CJF Summer Program - Counterpoint Israel 2009

- The Max Stern Division of Communal Services (at the Rabbi Isaac Elchanan Theological Seminary) offers continuing education for rabbis, rebbetzins, and educators under the age of 40, as well as lay leaders.
- The Gertrude and Morris Bienenfeld Department of Rabbinic Services (Max Stern Division of Communal Services/Rabbi Isaac Elchanan Theological Seminary) provides training and placement services for rabbis and educators.
- The Community Initiative Division promotes education programming, outreach, dialogue, and tikkun olam.
- The Association of Modern Orthodox Day Schools provides educational services, advocates for member schools, and interfaces on their behalf with Yeshiva University faculty and students.
- The Leadership Training Division runs a number of programs including Quest (Quality Education Skills Training) that helps undergraduate students become more effective participants and leaders in Jewish Communal organizations. The Eimatai Leadership Development Project coordinates leadership training seminars for high school students across North America to focus on Social Action and Social Justice through a Jewish lens.
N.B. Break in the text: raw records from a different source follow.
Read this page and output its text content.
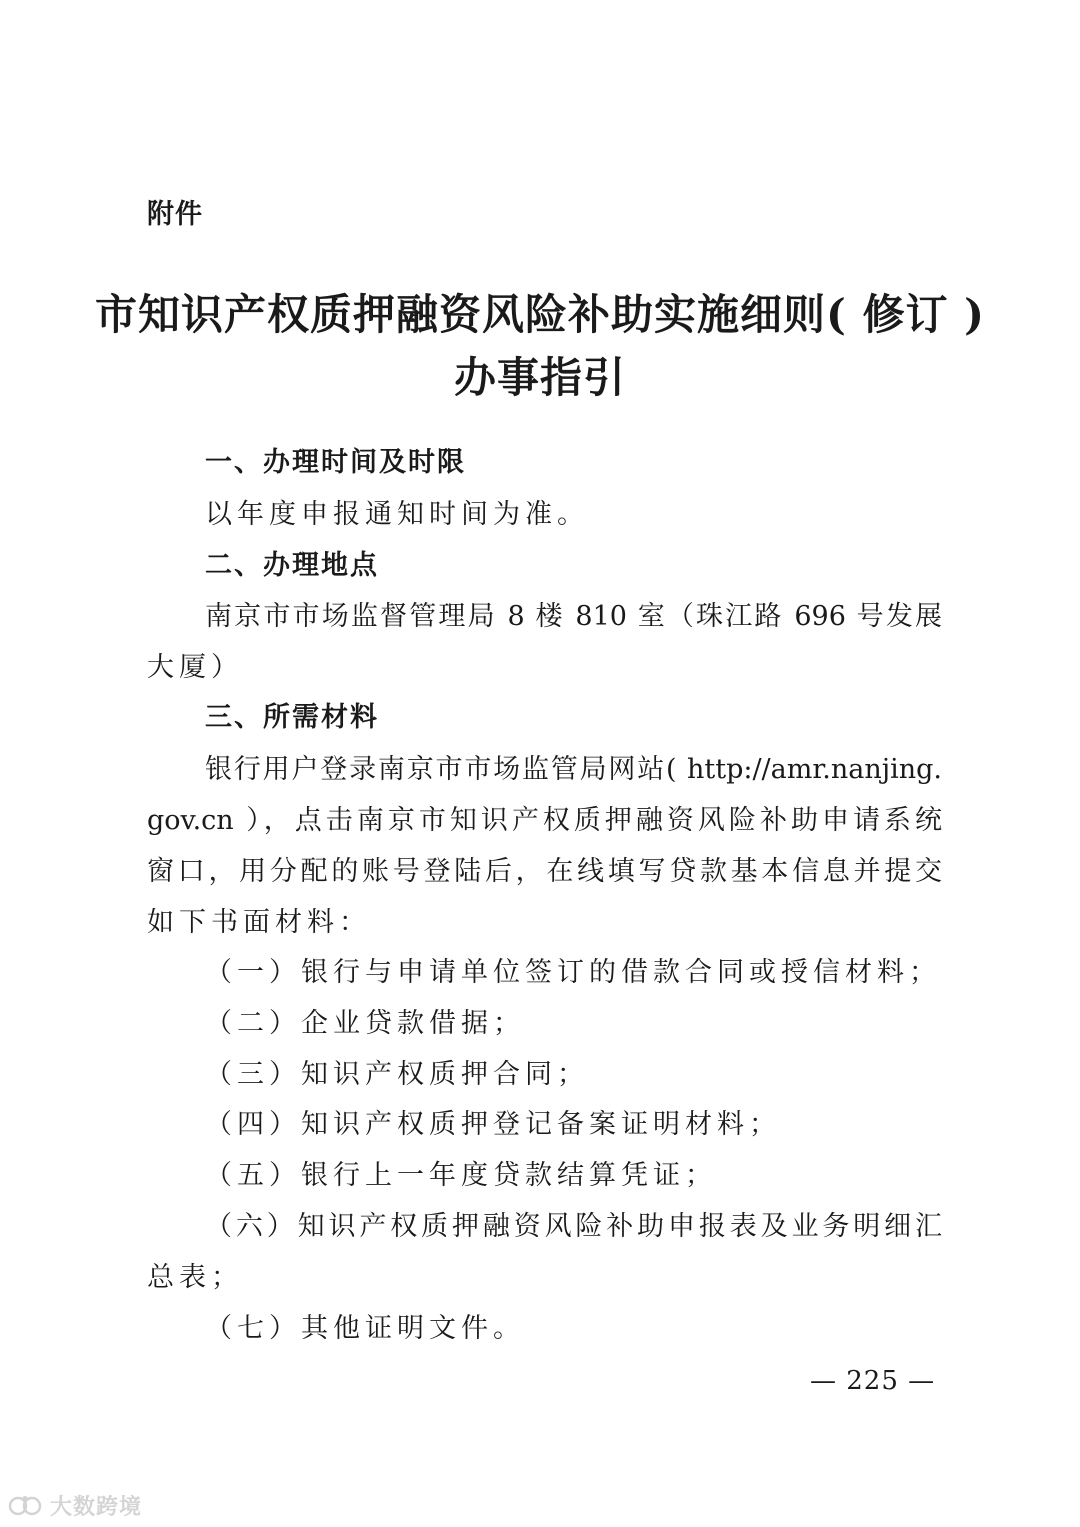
附件
市知识产权质押融资风险补助实施细则( 修订 )
办事指引
一、办理时间及时限
以年度申报通知时间为准。
二、办理地点
南京市市场监督管理局 8 楼 810 室（珠江路 696 号发展
大厦）
三、所需材料
银行用户登录南京市市场监管局网站( http://amr.nanjing.
gov.cn ），点击南京市知识产权质押融资风险补助申请系统
窗口，用分配的账号登陆后，在线填写贷款基本信息并提交
如下书面材料：
（一）银行与申请单位签订的借款合同或授信材料；
（二）企业贷款借据；
（三）知识产权质押合同；
（四）知识产权质押登记备案证明材料；
（五）银行上一年度贷款结算凭证；
（六）知识产权质押融资风险补助申报表及业务明细汇
总表；
（七）其他证明文件。
— 225 —
大数跨境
- The Research Division focuses on practical solutions to challenges such as infertility and organ donation. The division also includes the Torah U-Madda Project (including the Orthodox Forum, the Torah U-Madda Journal, and Ten Da’at: A Journal of Jewish Education) and hosts several independent organizations, including the Organization for the Resolution of Agunot (helping to prevent agunot or abandoned wives) and the Orthodox Caucus.

Rabbi Yaakov Glasser is dean of the Center for the Jewish Future. He succeeds Rabbi Kenneth Brander who was the inaugural dean of the CJF for nine years.